Is it possible to read “too many” books at once?

Before I went everywhere with a loaded digital book device, I would always choose the wrong book. I would go to the airport with one book and before my flight left, I would know it was the wrong book, and I would buy something different. I once did this and then foolishly lent my new purchase to a fellow traveler with nothing to read at all. I then spent the rest of the flight—a decently long one—struggling and failing to read the book I originally selected for the trip.

I read a lot, but I do other very time consuming things too, like cook, draw, teach, and amuse my kids. The question of whether it’s possible to be reading “too many” books at once is not a question about spending more or less time reading.

Some people, including readers more avid than I, read one or two books at a time. Intellectually, I have always known this to be true. I have not always been fully aware of this on an emotional level.

“I’m going to try not to read so many books at a time,” a colleague confessed, as we chatted about changes we might make after a workshop on mindfulness and academic life. I was intrigued by this resolution, as it was frankly not one that had occurred to me over the course of the workshop.

“How many do you normally read at once?” I asked innocently.

I am not sure what number she admitted to—maybe three or four. Maybe five or seven. She wanted to pare that down!?!
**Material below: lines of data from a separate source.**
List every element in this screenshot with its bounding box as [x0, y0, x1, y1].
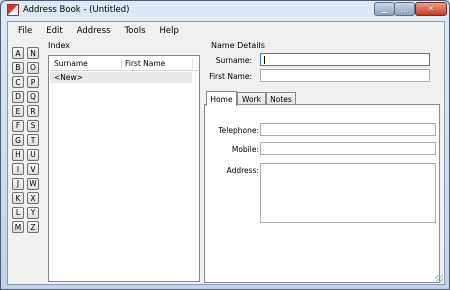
alphabet-button-p[interactable]: P: [27, 76, 39, 88]
alphabet-button-r[interactable]: R: [27, 105, 39, 117]
alphabet-button-g[interactable]: G: [12, 134, 24, 146]
telephone-input[interactable]: [260, 123, 436, 136]
alphabet-button-c[interactable]: C: [12, 76, 24, 88]
list-item-surname: <New>: [54, 73, 83, 82]
close-icon: ✕: [427, 4, 435, 13]
alphabet-button-x[interactable]: X: [27, 192, 39, 204]
alphabet-button-h[interactable]: H: [12, 148, 24, 161]
alphabet-button-u[interactable]: U: [27, 148, 39, 161]
home-tab-panel: Telephone: Mobile: Address:: [204, 104, 440, 283]
alphabet-button-m[interactable]: M: [12, 221, 24, 233]
surname-label: Surname:: [215, 56, 252, 65]
maximize-button[interactable]: ▢: [394, 2, 415, 16]
alphabet-button-q[interactable]: Q: [27, 90, 39, 103]
telephone-label: Telephone:: [218, 126, 259, 135]
column-separator[interactable]: [192, 58, 193, 69]
alphabet-button-l[interactable]: L: [12, 206, 24, 219]
address-label: Address:: [226, 166, 259, 175]
index-group-label: Index: [48, 41, 71, 50]
text-caret: [264, 56, 265, 64]
alphabet-button-z[interactable]: Z: [27, 221, 39, 233]
client-area: File Edit Address Tools Help ANBOCPDQERF…: [7, 21, 445, 285]
alphabet-button-f[interactable]: F: [12, 119, 24, 132]
alphabet-button-k[interactable]: K: [12, 192, 24, 204]
alphabet-button-w[interactable]: W: [27, 177, 39, 190]
menu-bar: File Edit Address Tools Help: [8, 22, 444, 39]
menu-file[interactable]: File: [18, 26, 32, 36]
alphabet-button-d[interactable]: D: [12, 90, 24, 103]
alphabet-button-t[interactable]: T: [27, 134, 39, 146]
alphabet-button-b[interactable]: B: [12, 61, 24, 74]
alphabet-button-j[interactable]: J: [12, 177, 24, 190]
address-textarea[interactable]: [260, 163, 436, 223]
column-header-first-name[interactable]: First Name: [125, 59, 165, 68]
alphabet-button-n[interactable]: N: [27, 47, 39, 59]
name-details-label: Name Details: [211, 41, 265, 50]
first-name-label: First Name:: [209, 72, 252, 81]
column-separator[interactable]: [121, 58, 122, 69]
surname-input[interactable]: [260, 53, 430, 66]
index-list[interactable]: Surname First Name <New>: [48, 55, 200, 282]
index-header: Surname First Name: [50, 57, 198, 71]
menu-address[interactable]: Address: [77, 26, 111, 36]
alphabet-button-y[interactable]: Y: [27, 206, 39, 219]
title-bar[interactable]: Address Book - (Untitled) ▁ ▢ ✕: [1, 1, 449, 20]
tab-home[interactable]: Home: [206, 91, 237, 106]
maximize-icon: ▢: [400, 4, 409, 13]
window-title: Address Book - (Untitled): [23, 5, 130, 15]
minimize-button[interactable]: ▁: [374, 2, 395, 16]
main-window: Address Book - (Untitled) ▁ ▢ ✕ File Edi…: [0, 0, 450, 290]
alphabet-button-v[interactable]: V: [27, 163, 39, 175]
first-name-input[interactable]: [260, 69, 430, 82]
resize-grip[interactable]: [435, 275, 443, 283]
alphabet-button-o[interactable]: O: [27, 61, 39, 74]
mobile-input[interactable]: [260, 142, 436, 155]
list-item[interactable]: <New>: [50, 72, 192, 83]
alphabet-button-a[interactable]: A: [12, 47, 24, 59]
menu-help[interactable]: Help: [160, 26, 179, 36]
menu-edit[interactable]: Edit: [46, 26, 62, 36]
alphabet-button-s[interactable]: S: [27, 119, 39, 132]
minimize-icon: ▁: [381, 4, 388, 13]
alphabet-button-e[interactable]: E: [12, 105, 24, 117]
close-button[interactable]: ✕: [415, 2, 447, 16]
mobile-label: Mobile:: [231, 145, 259, 154]
alphabet-button-i[interactable]: I: [12, 163, 24, 175]
menu-tools[interactable]: Tools: [125, 26, 146, 36]
column-header-surname[interactable]: Surname: [54, 59, 88, 68]
app-icon: [7, 4, 19, 16]
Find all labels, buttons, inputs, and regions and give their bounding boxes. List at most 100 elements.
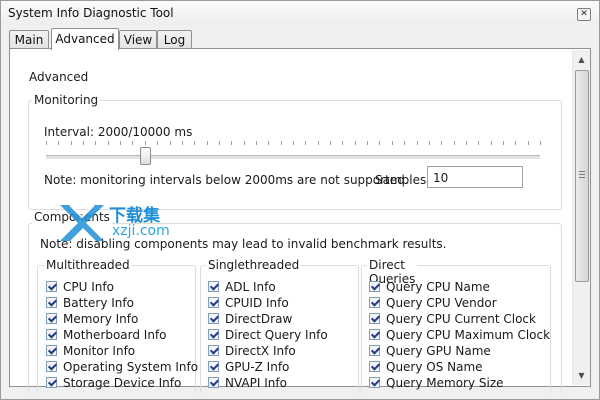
slider-tick xyxy=(194,141,195,145)
checkbox-checked-icon[interactable] xyxy=(208,281,219,292)
tab-main[interactable]: Main xyxy=(9,30,49,49)
title-bar: System Info Diagnostic Tool ✕ xyxy=(1,1,599,25)
slider-tick xyxy=(244,141,245,145)
slider-tick xyxy=(503,141,504,145)
checkbox-checked-icon[interactable] xyxy=(46,361,57,372)
checkbox-label: NVAPI Info xyxy=(225,376,287,390)
checkbox-label: Query CPU Maximum Clock xyxy=(386,328,551,342)
checkbox-checked-icon[interactable] xyxy=(369,361,380,372)
slider-tick xyxy=(528,141,529,145)
watermark-logo-icon xyxy=(60,204,104,241)
slider-tick xyxy=(441,141,442,145)
checkbox-checked-icon[interactable] xyxy=(208,329,219,340)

I read so, so many more books at a time.

Part of the difference is semantic: if I start a book a few times before committing or rejecting it, it’s on my list. If I’m re-reading two or three or four books, maybe just late at night or before my morning coffee, maybe just on the weekend, that counts. If I’m re-reading part of a text that I’m studying or reading a batch of books for an upcoming course, that counts too. To say that I’m reading these books, even if someone else wouldn’t “count” them, is not the result of a desire to inflate my “current reading” count.

This isn’t a matter of virtue or commitment.

If not that, then what? To be currently reading a book is to hold that book in mind, the shape of it, my sense of it, my expectations of it, my perhaps faulty memories of past reading experiences, my anticipation of a range of interpretations or receptions the book might have gotten or might get… or these overlapping ideas and feelings hover in reserve at the edge of my mind. If this all sounds awful, my colleague’s goal of reducing the list of books in the current reading stack is an excellent resolution.

But for me, being limited to a few books would prevent me from reading. My book would always be the wrong book for the moment. When I’m reading many books, I don’t have this problem. One of them is ready for me, or I am ready for one of them. Or I just start another book.